Mehrere 100 Experten arbeiten für uns als Prüfer und korrigieren die Arbeiten. Diese Experten werden auch an Testkandidaten geschult und auf ihre Fähigkeiten geprüft, bevor sie Prüfungen von Schülern korrigieren.» Als persönliche Meinung fügt er hinzu, dass der Schweizer IT-Markt nach wie vor unterbesetzt ist: «Für die Arbeitswelt im Bereich IT würde ich mir sogar mehr qualifiziertes Personal wünschen. Eine Quotenregelung würde für uns und die Schweizer Wirtschaft nicht förderlich sein.»
Allerdings gibt Merkli zu, dass beim Schwierigkeitsgrad von Prüfungen gewisse Unterschiede entstehen können: «Für jeden Jahrgang und jede Fachrichtung Prüfungen mit den exakt gleichen Anforderungen bereitzustellen, ist extrem schwierig. Dennoch achten wir auf eine gute Balance.»


Kommunikation als Voraussetzung

Der Fall von A.S. macht deutlich, worauf es bei Weiterbildung vor allem ankommt: Kommunikation.
Die Kommunikation zwischen dem Auszubildenden und dem Lehrinstitut muss stimmen. Nur so ist ein reibungsloser Ablauf zur Zufriedenheit aller Parteien möglich. Würde die Prüfungsgenossenschaft von Anfang an klar mitteilen, wie Prüfungen und Prüfungsresultate zustandekommen, hätte dieser Konflikt vermutlich vermieden werden können.


Laut René Keller, Verantwortlicher für die höhere Berufsbildung bei i-ch, ist der Fall von A.S. leider kein Einzelfall: «Im Mittel der vergangenen Jahre waren jeweils 30 Beschwerden auf Stufe Fachausweis und deren 20 auf Stufe Diplom zu bearbeiten. Rund
45 Prozent der Beschwerden wurde stattgegeben. Ein abschlägiger Bescheid kann an die Rekurskommission beziehungsweise neu an das Bundesverwaltungsgericht weitergezogen werden. Jährlich wird in ungefähr einem bis drei Fällen Gebrauch von dieser letzten Instanz gemacht. Wer die Prüfung nicht besteht, kann die Aufgaben, seine eigenen Lösungen, die Bewertungen der Experten und eine Beispiellösung zur Einsichtnahme online als PDF-Format einsehen.» Allerdings soll die i-ch für das persönliche Einsehen einer Prüfung in Gegenwart des Experten laut A.S. eine Gebühr von 150 Franken erheben.

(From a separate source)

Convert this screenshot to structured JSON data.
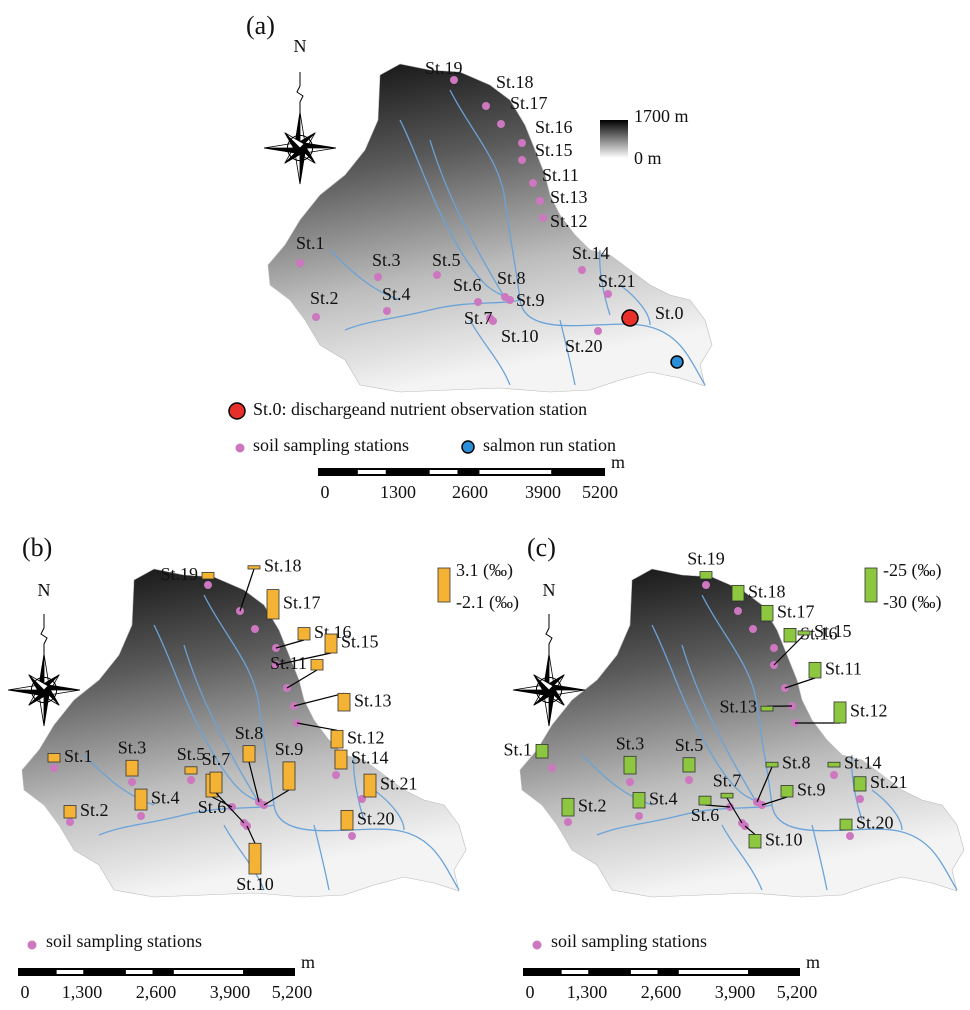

Zieht man in Betracht, dass die Weiterbildung von A.S. bisher weit über 33’000 Franken gekostet hat, ist sein Ärger über die vermeintliche Quotenpolitik respektive die ungenügende und teilweise gebührenpflichtige Kommunikation zumindest teilweise verständlich.


Bezahlung garantiert noch kein Bestehen

Allerdings müssen sich Weiterbildende ganz klar bewusst sein, dass die teuren Preise für Kurse kein Bestehen garantieren. Und dies auch nicht sollen. Weiterbildung kann nur dann funktionieren, wenn auch wirklich gebildet wird und nicht bloss bezahlt.


Dass es noch nicht soweit ist, belegen die Zahlen des i-ch denn auch deutlich. So beläuft sich der prozentuale Anteil der erfolgreichen Abschlüsse während der letzten dreissig Jahre laut Statistik von i-ch auf durchschnittlich 68,4 Prozent. Es muss also auch heute noch gelernt werden, um zu bestehen. Die Anteile der nicht bestandenen Prüfungen schwanken während dieser Zeitspanne zwischen ungefähr zwanzig und knapp siebzig Prozent. Eine universal geltende Quotenpolitik dürfte damit ebenfalls ausgeschlossen sein.